Despite its size — it measures just 30 kilometres by 5 kilometres — Île de Ré boasts a wealth of varied landscapes, from pine forests and marshes to moors, harbours, and vast sandy beaches. Ten villages dot its coastline, each with narrow back alleys leading to historic whitewashed buildings with traditional wooden shutters. The largest village is Saint-Martin-de-Ré, a UNESCO World Heritage Site with fortifications dating back to the 17th century. Traditional industries are still active on Île de Ré today — salt marshes are used to produce salt from the sea, as they have been for hundreds of years, and the island retains some of its large, historic fishing locks, impressive stone structures stretching out into the Atlantic.
The best time to stay in a holiday rental in Île de Ré
In July and August, many visitors make the most of the fast train from Paris to La Rochelle to head over to the island on vacation or take day trips to Île de Ré. The weather is at its hottest at this time of year, meaning more hours of sunshine for beach-goers and more occupied seats at pavement cafes. September brings the start of cooler temperatures and the Fête du Coquillage, a celebration of seafood on the waterfront in Saint-Martin-de-Ré. If you decide to book accommodation on Île de Ré in the winter, when the weather is cooler and wetter, bear in mind that some of the shops, cafes, and restaurants will be closed, but you’ll have the swathes of pristine shoreline almost to yourself.
Top things to do in Île de Ré
Phare des Baleines Lighthouse
The highest point on the island is the 19th-century Phare des Baleines (Lighthouse of the Whales). Climb the 257 steps up 57 metres and you’ll be rewarded with views across the entire island and out to sea. The on-site museum, the Musée des Baleines, provides an insight into the structure’s place in local history with historical maps and maritime artefacts.

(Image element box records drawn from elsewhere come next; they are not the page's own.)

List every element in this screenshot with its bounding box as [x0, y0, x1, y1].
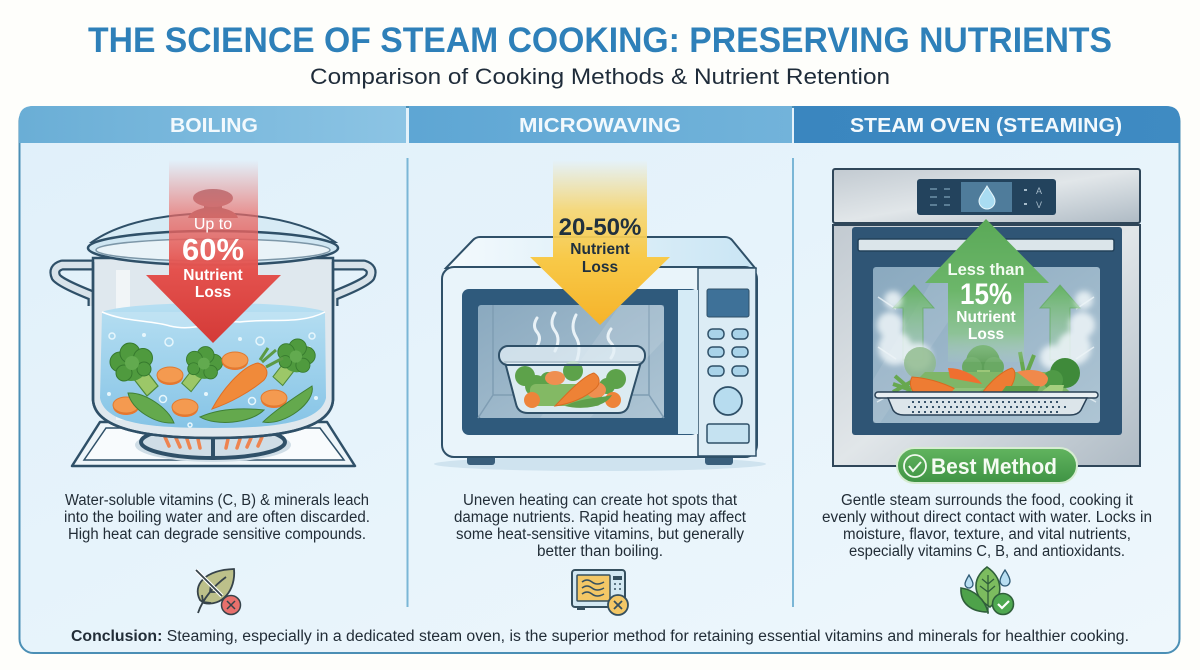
panel: steam oven: [822, 115, 1152, 614]
description: steam oven: evenly without direct contact with water. Locks in: [822, 509, 1152, 526]
control display with water drop: A: [1036, 186, 1042, 196]
arrow: up to 60% nutrient loss: 60%: [182, 232, 244, 267]
description: microwaving: [454, 492, 747, 560]
arrow: less than 15% nutrient loss: Less than: [947, 261, 1025, 279]
arrow: 20-50% nutrient loss: 20-50%: [559, 214, 641, 241]
description: boiling: [64, 492, 370, 543]
control display with water drop: V: [1036, 200, 1042, 210]
arrow: less than 15% nutrient loss: Loss: [968, 326, 1004, 343]
heading: boiling: BOILING: [170, 115, 258, 137]
arrow: 20-50% nutrient loss: [530, 160, 670, 325]
title: THE SCIENCE OF STEAM COOKING: PRESERVING NUTRIENTS: [88, 21, 1112, 60]
description: steam oven: Gentle steam surrounds the food, cooking it: [841, 492, 1134, 509]
description: boiling: Water-soluble vitamins (C, B) & minerals leach: [65, 492, 369, 509]
arrow: less than 15% nutrient loss: 15%: [960, 278, 1012, 311]
description: microwaving: better than boiling.: [537, 543, 663, 560]
icon: microwave warning: [572, 570, 628, 615]
glass dish with vegetables: [499, 346, 645, 413]
control display with water drop: [917, 179, 1056, 215]
arrow: less than 15% nutrient loss: [925, 219, 1049, 362]
arrow: up to 60% nutrient loss: Loss: [195, 284, 231, 301]
comparison frame: [19, 106, 1180, 653]
arrow: less than 15% nutrient loss: Nutrient: [956, 309, 1016, 326]
heading: microwaving: MICROWAVING: [519, 115, 681, 137]
description: boiling: into the boiling water and are often discarded.: [64, 509, 370, 526]
panel: boiling: [55, 115, 371, 614]
badge: best method: Best Method: [931, 454, 1057, 479]
description: steam oven: especially vitamins C, B, and antioxidants.: [849, 543, 1125, 560]
description: microwaving: some heat-sensitive vitamins, but generally: [456, 526, 744, 543]
description: steam oven: [822, 492, 1152, 560]
arrow: up to 60% nutrient loss: [146, 160, 281, 343]
subtitle: Comparison of Cooking Methods & Nutrient Retention: [310, 64, 890, 89]
illustration: pot on stove: [55, 189, 371, 466]
heading: steam oven: STEAM OVEN (STEAMING): [850, 115, 1122, 137]
badge: best method: [897, 448, 1077, 483]
steam clouds: [877, 291, 1095, 371]
arrow: up to 60% nutrient loss: Up to: [194, 216, 232, 233]
arrow: 20-50% nutrient loss: Nutrient: [570, 241, 630, 258]
description: microwaving: damage nutrients. Rapid heating may affect: [454, 509, 747, 526]
icon: damaged leaf: [196, 569, 240, 614]
icon: healthy leaves: [961, 567, 1014, 614]
description: microwaving: Uneven heating can create hot spots that: [463, 492, 738, 509]
illustration: microwave: [434, 237, 766, 471]
illustration: steam oven: [833, 169, 1140, 466]
description: boiling: High heat can degrade sensitive compounds.: [68, 526, 366, 543]
vegetables in water: [110, 339, 315, 423]
arrow: up to 60% nutrient loss: Nutrient: [183, 267, 243, 284]
tray with vegetables: [875, 345, 1098, 415]
conclusion: Conclusion: Steaming, especially in a dedicated steam oven, is the superior method for retaining essential vitamins and minerals for healthier cooking.: [71, 628, 1129, 645]
small steam arrows: [893, 285, 1080, 360]
arrow: 20-50% nutrient loss: Loss: [582, 259, 618, 276]
description: steam oven: moisture, flavor, texture, and vital nutrients,: [843, 526, 1131, 543]
panel: microwaving: [434, 115, 766, 615]
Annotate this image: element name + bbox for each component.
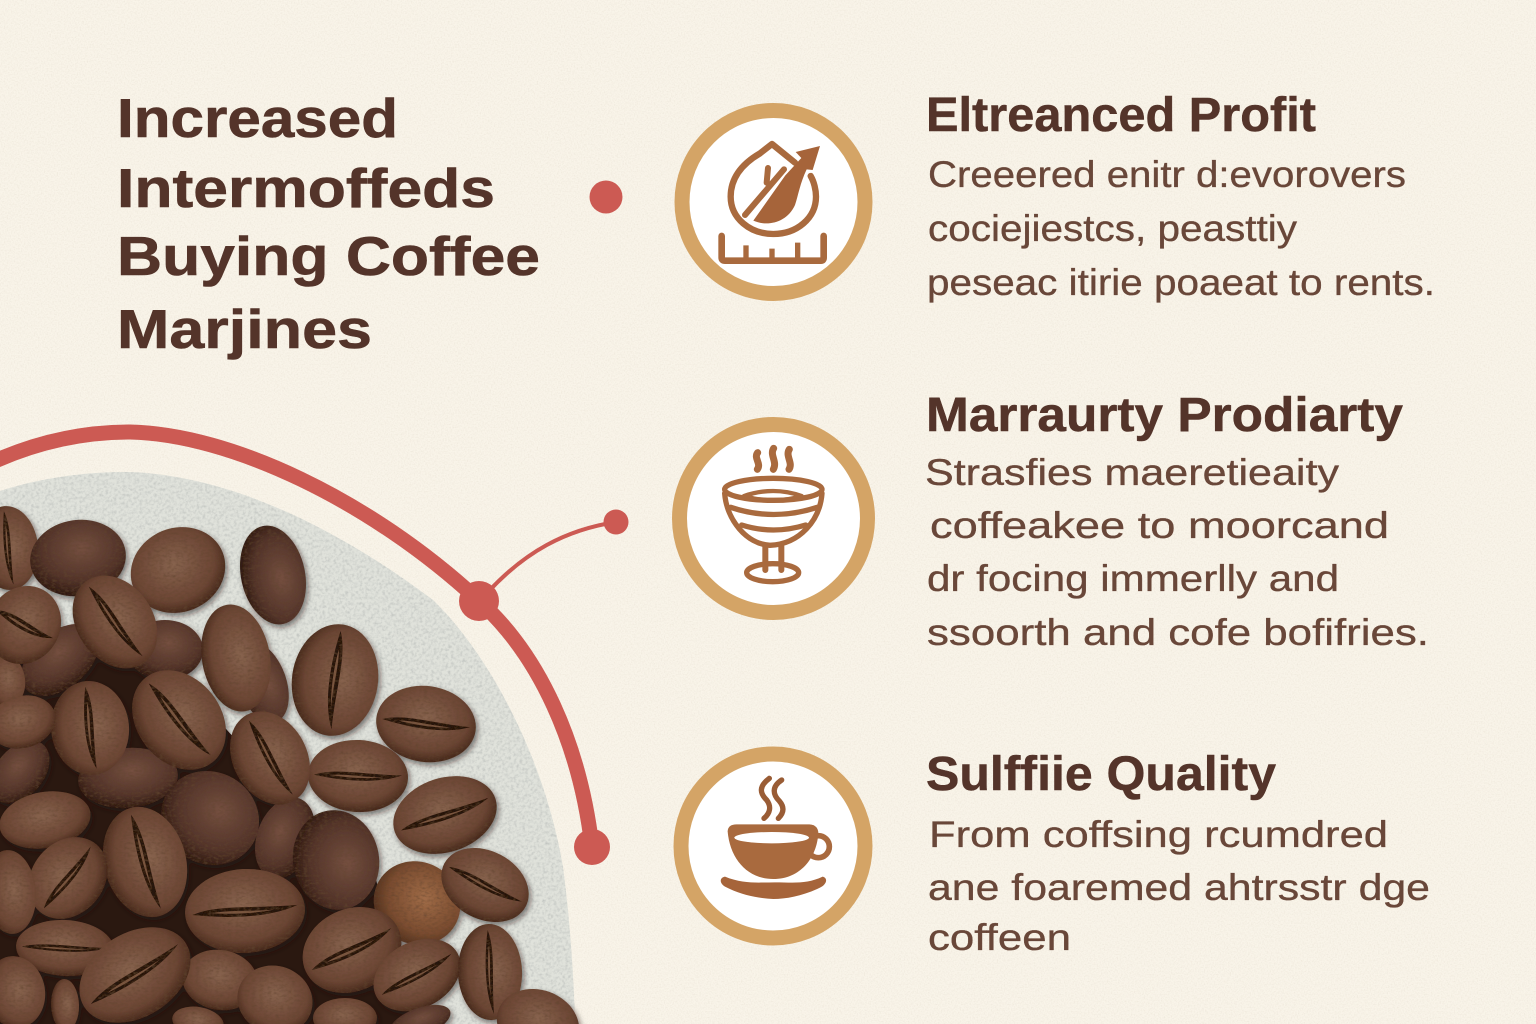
body text xyxy=(928,814,1430,958)
dot marker xyxy=(590,180,622,214)
dark gaps between beans xyxy=(0,600,440,1024)
body text: Strasfies maeretieaity xyxy=(925,452,1340,493)
coffee beans xyxy=(0,504,589,1024)
icon: leaf arrow and ruler xyxy=(682,110,865,294)
body text: ane foaremed ahtrsstr dge xyxy=(928,867,1430,908)
heading: Eltreanced Profit xyxy=(926,89,1316,142)
red arc timeline xyxy=(0,432,610,865)
plate with coffee beans xyxy=(0,472,589,1024)
panel: enhanced profit xyxy=(682,89,1435,303)
body text: peseac itirie poaeat to rents. xyxy=(927,262,1435,303)
body text: coffeen xyxy=(928,917,1071,958)
body text: Creeered enitr d:evorovers xyxy=(928,154,1406,195)
body text: cociejiestcs, peasttiy xyxy=(928,208,1298,249)
panel: sulffiie quality xyxy=(681,748,1430,958)
connector to second icon xyxy=(488,510,628,592)
title xyxy=(117,87,540,360)
panel: marraurty prodiarty xyxy=(680,389,1429,653)
title: Buying Coffee xyxy=(117,225,540,287)
body text: ssoorth and cofe bofifries. xyxy=(927,612,1429,653)
body text xyxy=(927,154,1435,303)
icon: steaming goblet xyxy=(680,424,868,612)
body text: From coffsing rcumdred xyxy=(929,814,1388,855)
body text: dr focing immerlly and xyxy=(927,558,1339,599)
body text: coffeakee to moorcand xyxy=(930,505,1389,546)
title: Marjines xyxy=(117,298,372,360)
title: Intermoffeds xyxy=(117,157,495,219)
plate xyxy=(0,472,575,1024)
icon: coffee cup xyxy=(681,754,865,938)
body text xyxy=(925,452,1429,653)
heading: Sulffiie Quality xyxy=(926,748,1276,801)
title: Increased xyxy=(117,87,398,149)
heading: Marraurty Prodiarty xyxy=(926,389,1403,442)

Standing on the island’s eastern side just outside the village of La Flotte, the ruins of Châteliers Abbey date back to the 12th century. Once a vast complex, it was built by the Cistercian monks, who started cultivating the salt marshes in the area and planted the island’s first grapevines. Head back into La Flotte to stop in at the Musée du Platin to see archaeological finds from the abbey, including ornate sculptures.
Ars-en-Ré is a small harbour community at the northernmost part of the island. their secluded alleyways and traditional houses border the salt marshes. The most unique building in the village is its 15th-century church with a striking black-and-white steeple — the Clocher d’Ars — which sailors used as a landmark to help them navigate at sea.